OLEH : NURHADI RANGKUTI, Purbakalawan
PU Prapanca menyebut karyanya tentang perjalanan Hayam Wuruk itu Desawarnnana, yang pada intinya memuat uraian tentang desa-desa yang dikunjungi Hayam Wuruk.
Sayang, judul itu telah dilupakan umum, dan sekarang lebih populer dengan sebutan Nagarakretagama, berkat kolophon terbitan Dr JLA Brandes: Iti Nagarakretagamasamapta, pada tahun 1896.
Nama populer itu ternyata tambahan penyalin sesudah Prapanca, yaitu Arthapamasah yang disalin dalam huruf Bali di Kancana pada 20 Oktober 1740.
Naskah Nagarakretagama ditemukan di puri Cakranegara di Pulau Lombok pada 1894.
Pungging memang Pongging
“Mula-mula melalui Japan dengan asrama dan candi-candi ruk-rebah. Sebelah timur Tebu, hutan Pandawa, Daluwang, Bebala di dekat Kanci Ratnapangkaja serta Kuti Haji Pangkaja memanjang bersambung-sambungan Mandala Panjrak, Pongging serta Jingan, Kuwu Hanyar letaknya di tepi jalan.”
Nama-nama tempat yang disebutkan dalam Nagarakretagama pupuh 17 itu memang harus dicari di daerah Mojokerto.
Niermeyer mengindentifikasikan Tebu adalah Tepus, letaknya di sebelah timur Majapahit (Trowulan). Nama Japan, menurut profesor itu sudah tidak dapat ditemukan dalam peta.
Baca: Menelusuri Jalur Pelesir Raja Agung Majapahit Hayam Wuruk (1)
Namun nama itu masih disebut penduduk walaupun pada tanggal 12 September 1838 daerah itu menjadi bagian dari daerah Mojokerto.
Kuti Haji tidak lain adalah Kutorejo yang letaknya di bagian baratdaya Mojosari. Kutorejo sekarang telah menjadi desa dan kota kecamatan.
Panjrak Mandala boleh jadi adalah desa Panjer yang juga terletak di Mojosari. Niermeyer yakin, Pongging sudah jelas itu Pungging, sebuah desa besar yang kini menjadi kecamatan Pungging.
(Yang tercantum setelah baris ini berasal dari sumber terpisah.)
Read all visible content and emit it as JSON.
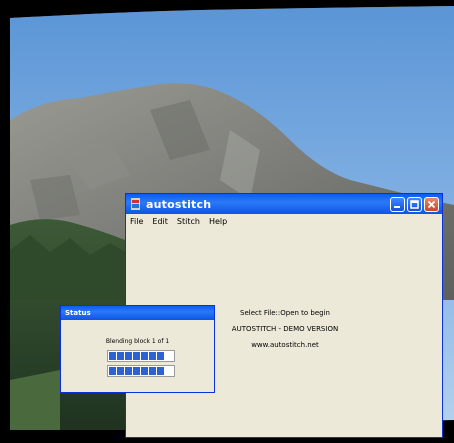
{
  "main_window": {
    "title": "autostitch",
    "menu": [
      "File",
      "Edit",
      "Stitch",
      "Help"
    ],
    "lines": [
      "Select File::Open to begin",
      "AUTOSTITCH - DEMO VERSION",
      "www.autostitch.net"
    ]
  },
  "status_window": {
    "title": "Status",
    "message": "Blending block 1 of 1",
    "progress_bars": [
      0.9,
      0.9
    ]
  }
}
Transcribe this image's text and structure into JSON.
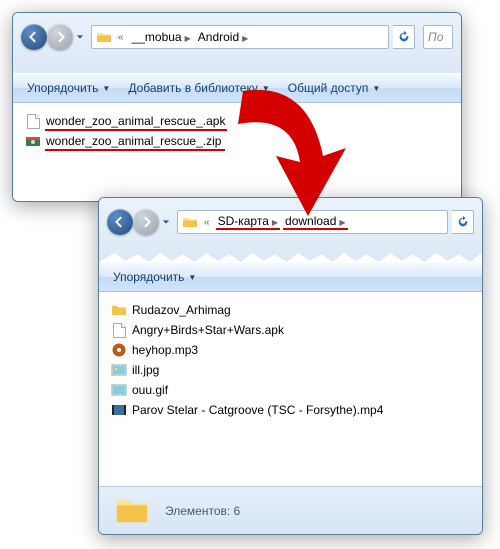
{
  "w1": {
    "path": {
      "prefix": "«",
      "seg1": "__mobua",
      "seg2": "Android"
    },
    "toolbar": {
      "organize": "Упорядочить",
      "addlib": "Добавить в библиотеку",
      "share": "Общий доступ"
    },
    "search_placeholder": "По",
    "files": [
      {
        "name": "wonder_zoo_animal_rescue_.apk",
        "icon": "blank",
        "redwidth": 182
      },
      {
        "name": "wonder_zoo_animal_rescue_.zip",
        "icon": "zip",
        "redwidth": 180
      }
    ]
  },
  "w2": {
    "path": {
      "prefix": "«",
      "seg1": "SD-карта",
      "seg2": "download"
    },
    "toolbar": {
      "organize": "Упорядочить"
    },
    "files": [
      {
        "name": "Rudazov_Arhimag",
        "icon": "folder"
      },
      {
        "name": "Angry+Birds+Star+Wars.apk",
        "icon": "blank"
      },
      {
        "name": "heyhop.mp3",
        "icon": "mp3"
      },
      {
        "name": "ill.jpg",
        "icon": "img"
      },
      {
        "name": "ouu.gif",
        "icon": "img"
      },
      {
        "name": "Parov Stelar - Catgroove (TSC - Forsythe).mp4",
        "icon": "video"
      }
    ],
    "status": "Элементов: 6"
  }
}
Tim Hiace mencoba menelusuri beberapa nama yang diidentifikasikan Niermeyer lebih dari 85 tahun yang lalu.
Dengan panduan peta topografi, tim meluncur ke Desa Sumbertebu, Kecamatan Bangsal. Para penduduk sudah tidak mengetahui lagi nama Tebu, yang tercantum dalam peta terbitan tahun 1943.